Parsimonious ParseError

Question

Digging deeper into grammars and PEG in special, I wanted to have a DSL with the following syntax:

a OR (b AND c)

I am using parsimonious here with the following grammar:

from parsimonious.grammar import Grammar
grammar = Grammar(
    """
    expr            = (term operator term)+
    term            = (lpar term rpar) / (variable operator variable)
    operator        = and / or
    or              = _? "OR" _?
    and             = _? "AND" _?
    variable        = ~r"[a-z]+"
    lpar            = "("
    rpar            = ")"
    _               = ~r"\s*"
    """
)
print(grammar.parse('a OR (b AND c)'))

However, this fails for the above text with

parsimonious.exceptions.ParseError: Rule 'variable' didn't match at '(b AND c)' (line 1, column 6).

Why? Haven't I specified term as ( term ) or term ?
Why does it choose the rule for variable instead (which of course fails) ?

Answer 1

The first thing in expr is a term, so that's what the parser looks for.
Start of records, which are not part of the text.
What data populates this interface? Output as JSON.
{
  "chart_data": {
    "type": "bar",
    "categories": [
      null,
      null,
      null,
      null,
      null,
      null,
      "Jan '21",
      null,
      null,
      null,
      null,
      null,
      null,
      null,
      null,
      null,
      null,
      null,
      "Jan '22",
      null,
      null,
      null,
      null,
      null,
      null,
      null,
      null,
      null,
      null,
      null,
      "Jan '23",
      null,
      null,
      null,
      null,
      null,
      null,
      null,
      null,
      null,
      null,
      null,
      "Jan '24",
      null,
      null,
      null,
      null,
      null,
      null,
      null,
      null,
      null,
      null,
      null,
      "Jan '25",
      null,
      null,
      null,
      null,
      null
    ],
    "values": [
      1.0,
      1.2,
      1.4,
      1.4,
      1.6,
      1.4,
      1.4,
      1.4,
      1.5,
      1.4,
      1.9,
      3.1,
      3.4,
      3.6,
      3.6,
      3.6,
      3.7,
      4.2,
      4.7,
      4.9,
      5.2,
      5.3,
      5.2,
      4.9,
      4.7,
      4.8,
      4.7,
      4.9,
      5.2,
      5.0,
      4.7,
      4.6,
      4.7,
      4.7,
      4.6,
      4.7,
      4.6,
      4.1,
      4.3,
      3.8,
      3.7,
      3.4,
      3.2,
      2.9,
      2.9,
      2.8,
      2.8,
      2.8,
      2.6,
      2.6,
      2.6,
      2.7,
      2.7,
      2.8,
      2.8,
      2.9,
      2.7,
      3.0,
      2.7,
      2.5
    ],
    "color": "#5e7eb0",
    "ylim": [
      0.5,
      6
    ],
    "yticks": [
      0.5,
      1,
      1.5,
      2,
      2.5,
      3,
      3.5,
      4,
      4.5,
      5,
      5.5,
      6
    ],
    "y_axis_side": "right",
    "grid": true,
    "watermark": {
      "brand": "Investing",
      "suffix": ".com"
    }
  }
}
A term in your grammar is either

( term )

or

variable operator variable

And the input is

a OR (b AND c)

That doesn't start with a ( so the only way it can be a term is if it matches variable operator variable. a is a variable; OR is an operator. So the next thing to match is variable.

---

Perhaps what you want is:

expr = term (operator term)*
term = (lpar expr rpar) / variable